Domingo de la decimocuarta semana del Tiempo Ordinario. Lenta e inexorablemente nos metemos en el mes de julio. El calor está llamando a las puertas de quienes no han podido escaparse algunos días de descanso a cualquier lugar. La Palabra de Dios vuelve a salir a nuestro encuentro en este domingo.

Las enseñanzas que nos transmite son las siguientes:

1.- El profeta Ezequiel desea dejar muy claro que él actúa en el nombre del Señor y que habla claro a los hijos del pueblo de Israel, que olvidan su alianza de amistad con el Señor.
El profeta Ezequiel hace una demostración de fuerza de su misión profética y emite un juicio que dará mucho que hablar durante largos siglos:
El pueblo de Israel tiene “una dura cerviz”.

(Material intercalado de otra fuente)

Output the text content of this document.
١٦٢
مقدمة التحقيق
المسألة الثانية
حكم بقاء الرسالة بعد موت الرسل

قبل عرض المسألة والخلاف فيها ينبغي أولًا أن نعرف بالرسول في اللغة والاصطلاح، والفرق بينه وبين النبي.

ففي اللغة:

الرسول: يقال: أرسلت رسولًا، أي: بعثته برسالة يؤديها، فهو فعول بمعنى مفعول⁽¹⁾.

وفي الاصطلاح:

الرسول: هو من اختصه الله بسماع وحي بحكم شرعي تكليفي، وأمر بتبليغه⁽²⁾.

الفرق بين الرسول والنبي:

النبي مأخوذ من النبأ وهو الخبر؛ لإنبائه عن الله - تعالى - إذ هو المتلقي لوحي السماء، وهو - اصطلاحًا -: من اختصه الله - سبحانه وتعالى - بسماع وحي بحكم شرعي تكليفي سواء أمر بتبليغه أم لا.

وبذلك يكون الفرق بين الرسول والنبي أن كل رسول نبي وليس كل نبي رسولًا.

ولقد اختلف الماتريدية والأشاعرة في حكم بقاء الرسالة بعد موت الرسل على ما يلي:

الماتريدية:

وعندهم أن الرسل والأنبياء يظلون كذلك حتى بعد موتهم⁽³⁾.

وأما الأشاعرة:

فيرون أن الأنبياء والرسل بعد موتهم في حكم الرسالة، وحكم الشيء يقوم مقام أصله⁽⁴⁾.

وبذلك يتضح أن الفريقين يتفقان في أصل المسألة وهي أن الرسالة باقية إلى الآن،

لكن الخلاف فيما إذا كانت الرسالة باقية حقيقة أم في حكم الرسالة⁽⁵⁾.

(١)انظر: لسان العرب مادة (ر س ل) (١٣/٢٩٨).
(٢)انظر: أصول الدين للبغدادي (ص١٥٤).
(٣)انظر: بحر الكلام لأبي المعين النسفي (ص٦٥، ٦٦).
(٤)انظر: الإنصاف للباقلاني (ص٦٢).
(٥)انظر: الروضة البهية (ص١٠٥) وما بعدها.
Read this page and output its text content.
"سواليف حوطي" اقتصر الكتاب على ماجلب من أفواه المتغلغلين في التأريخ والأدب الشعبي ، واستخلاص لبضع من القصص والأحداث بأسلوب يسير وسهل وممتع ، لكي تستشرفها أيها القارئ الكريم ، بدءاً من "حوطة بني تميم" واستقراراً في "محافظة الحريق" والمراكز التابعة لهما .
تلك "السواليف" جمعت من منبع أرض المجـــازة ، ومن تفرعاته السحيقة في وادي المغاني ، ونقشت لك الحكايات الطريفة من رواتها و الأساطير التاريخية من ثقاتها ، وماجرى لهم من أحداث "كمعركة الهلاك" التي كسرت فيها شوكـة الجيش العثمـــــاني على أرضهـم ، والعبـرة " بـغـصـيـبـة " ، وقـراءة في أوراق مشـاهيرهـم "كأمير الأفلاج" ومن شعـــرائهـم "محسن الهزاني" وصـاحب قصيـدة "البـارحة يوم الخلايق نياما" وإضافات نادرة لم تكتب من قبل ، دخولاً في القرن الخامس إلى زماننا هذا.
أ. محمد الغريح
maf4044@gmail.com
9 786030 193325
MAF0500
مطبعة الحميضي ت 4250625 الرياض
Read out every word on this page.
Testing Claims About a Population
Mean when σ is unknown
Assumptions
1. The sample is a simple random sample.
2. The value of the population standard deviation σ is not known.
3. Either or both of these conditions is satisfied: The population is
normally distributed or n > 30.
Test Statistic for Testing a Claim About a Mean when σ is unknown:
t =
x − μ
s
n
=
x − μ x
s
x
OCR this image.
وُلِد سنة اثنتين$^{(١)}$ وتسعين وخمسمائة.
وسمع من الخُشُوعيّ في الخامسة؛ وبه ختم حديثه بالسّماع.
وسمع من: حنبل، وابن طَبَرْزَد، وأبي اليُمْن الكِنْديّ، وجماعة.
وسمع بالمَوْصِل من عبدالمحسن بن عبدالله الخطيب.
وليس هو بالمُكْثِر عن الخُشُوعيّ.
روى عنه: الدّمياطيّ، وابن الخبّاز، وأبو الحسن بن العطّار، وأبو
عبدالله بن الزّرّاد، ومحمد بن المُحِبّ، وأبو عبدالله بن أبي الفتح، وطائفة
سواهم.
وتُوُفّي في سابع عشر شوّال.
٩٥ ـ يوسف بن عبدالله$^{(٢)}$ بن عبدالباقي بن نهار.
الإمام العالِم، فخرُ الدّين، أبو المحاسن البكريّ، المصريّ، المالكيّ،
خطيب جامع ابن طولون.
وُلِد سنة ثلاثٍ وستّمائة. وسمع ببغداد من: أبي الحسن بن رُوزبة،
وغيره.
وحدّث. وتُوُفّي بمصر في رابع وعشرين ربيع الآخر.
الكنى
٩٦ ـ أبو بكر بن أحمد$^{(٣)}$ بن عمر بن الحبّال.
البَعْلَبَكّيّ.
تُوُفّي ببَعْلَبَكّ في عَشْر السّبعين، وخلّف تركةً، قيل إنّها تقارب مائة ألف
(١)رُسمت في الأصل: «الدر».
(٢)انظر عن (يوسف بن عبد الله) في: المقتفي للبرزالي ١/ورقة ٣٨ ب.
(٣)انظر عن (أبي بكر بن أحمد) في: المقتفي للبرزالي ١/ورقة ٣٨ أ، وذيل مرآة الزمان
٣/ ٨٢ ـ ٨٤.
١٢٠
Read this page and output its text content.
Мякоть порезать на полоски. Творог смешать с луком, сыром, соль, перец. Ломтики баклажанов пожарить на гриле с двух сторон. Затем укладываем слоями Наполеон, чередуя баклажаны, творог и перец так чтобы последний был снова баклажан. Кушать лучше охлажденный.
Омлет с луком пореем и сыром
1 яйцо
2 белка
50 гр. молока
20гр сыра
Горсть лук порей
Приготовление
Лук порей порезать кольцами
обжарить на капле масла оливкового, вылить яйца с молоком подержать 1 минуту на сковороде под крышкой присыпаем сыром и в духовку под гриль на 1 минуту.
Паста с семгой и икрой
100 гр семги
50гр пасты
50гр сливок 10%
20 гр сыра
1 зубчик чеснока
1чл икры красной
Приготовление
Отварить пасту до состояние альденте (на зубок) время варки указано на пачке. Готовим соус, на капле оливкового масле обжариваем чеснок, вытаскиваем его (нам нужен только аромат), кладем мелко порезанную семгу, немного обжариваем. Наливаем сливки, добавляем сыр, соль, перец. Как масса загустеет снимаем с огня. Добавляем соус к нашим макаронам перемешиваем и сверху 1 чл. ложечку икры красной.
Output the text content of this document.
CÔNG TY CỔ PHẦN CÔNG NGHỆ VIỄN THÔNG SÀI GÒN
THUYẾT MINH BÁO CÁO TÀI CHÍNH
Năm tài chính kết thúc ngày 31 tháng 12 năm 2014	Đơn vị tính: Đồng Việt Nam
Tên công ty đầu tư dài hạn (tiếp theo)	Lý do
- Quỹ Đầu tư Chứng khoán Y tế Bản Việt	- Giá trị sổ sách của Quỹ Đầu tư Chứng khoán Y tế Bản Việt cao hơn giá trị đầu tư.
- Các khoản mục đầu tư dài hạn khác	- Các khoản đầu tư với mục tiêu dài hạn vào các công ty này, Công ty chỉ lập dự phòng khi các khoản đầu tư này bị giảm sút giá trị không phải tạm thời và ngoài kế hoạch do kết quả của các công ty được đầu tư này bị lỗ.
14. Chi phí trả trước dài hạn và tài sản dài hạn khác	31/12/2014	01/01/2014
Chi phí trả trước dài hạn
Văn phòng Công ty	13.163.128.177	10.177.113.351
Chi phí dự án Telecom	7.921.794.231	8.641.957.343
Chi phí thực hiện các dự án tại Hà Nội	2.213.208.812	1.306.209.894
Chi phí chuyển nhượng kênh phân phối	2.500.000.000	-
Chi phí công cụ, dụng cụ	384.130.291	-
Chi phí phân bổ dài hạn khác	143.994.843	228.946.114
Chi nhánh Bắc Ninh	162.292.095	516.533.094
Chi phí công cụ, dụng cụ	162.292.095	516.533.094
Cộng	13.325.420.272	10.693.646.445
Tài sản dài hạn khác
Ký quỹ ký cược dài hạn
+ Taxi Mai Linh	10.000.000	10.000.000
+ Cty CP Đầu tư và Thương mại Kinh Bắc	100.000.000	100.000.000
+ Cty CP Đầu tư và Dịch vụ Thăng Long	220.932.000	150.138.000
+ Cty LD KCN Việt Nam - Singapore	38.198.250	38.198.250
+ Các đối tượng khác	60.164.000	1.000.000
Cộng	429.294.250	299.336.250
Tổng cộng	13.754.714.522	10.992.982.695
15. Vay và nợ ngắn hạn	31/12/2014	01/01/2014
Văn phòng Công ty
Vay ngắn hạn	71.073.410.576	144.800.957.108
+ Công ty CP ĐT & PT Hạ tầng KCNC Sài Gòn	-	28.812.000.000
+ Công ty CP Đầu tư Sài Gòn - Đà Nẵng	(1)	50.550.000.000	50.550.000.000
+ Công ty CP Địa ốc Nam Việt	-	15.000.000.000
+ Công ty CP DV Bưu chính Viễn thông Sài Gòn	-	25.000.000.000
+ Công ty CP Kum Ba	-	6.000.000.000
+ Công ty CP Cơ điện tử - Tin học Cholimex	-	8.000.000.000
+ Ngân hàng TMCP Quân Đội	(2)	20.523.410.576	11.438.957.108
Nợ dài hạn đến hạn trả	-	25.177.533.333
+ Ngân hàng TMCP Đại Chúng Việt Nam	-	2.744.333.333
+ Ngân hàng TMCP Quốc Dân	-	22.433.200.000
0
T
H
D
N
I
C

Es duro de mollera, es propuesto como lo que en español decimos:
“Cabeza dura”.
La cabeza dura es propia de gentes soberbias e intransigentes con los demás.
2.- El apóstol san Pablo nos cuenta en la segunda carta a los Corintios que padece un aguijón que lo abofetea, para que no se engría y se crea lo que no es.
A pesar de este padecimiento el apóstol afirma:
“Por eso vivo contento en medio de las debilidades, los insultos, las privaciones, las persecuciones y las dificultades sufridas por Cristo. Porque cuando soy débil, entonces soy fuerte.”
¿Qué cristiano ve hoy las calamidades personales como una escalera de santidad?.
Ciertamente pocos. Porque nadie desea y tiene miedo al padecimiento, aunque sea por nuestra propia salvación.
3.- En el evangelio de hoy los paisanos de Jesús no entienden cómo es tan inteligente por sus doctrinas y milagros. Desean encasillarlo dentro de la pura humanidad y vecindad que es como ellos lo conocen. Y se equivocan.
El Señor pronuncia otra frase histórica:
“No desprecian a un profeta, nada más que en su propia tierra.”
Los católicos no somos admitidos bien en todas partes. Nuestra Religión es motivo de persecución y muerte desde la época de la primitiva Iglesia en Jerusalén y Roma. Y hasta hoy no somos bien vistos, ni admitidos, ni respetados en nuestra libertad y en nuestros derechos. Nuestros perseguidores son la causa de nuestra salvación. Recemos por ellos.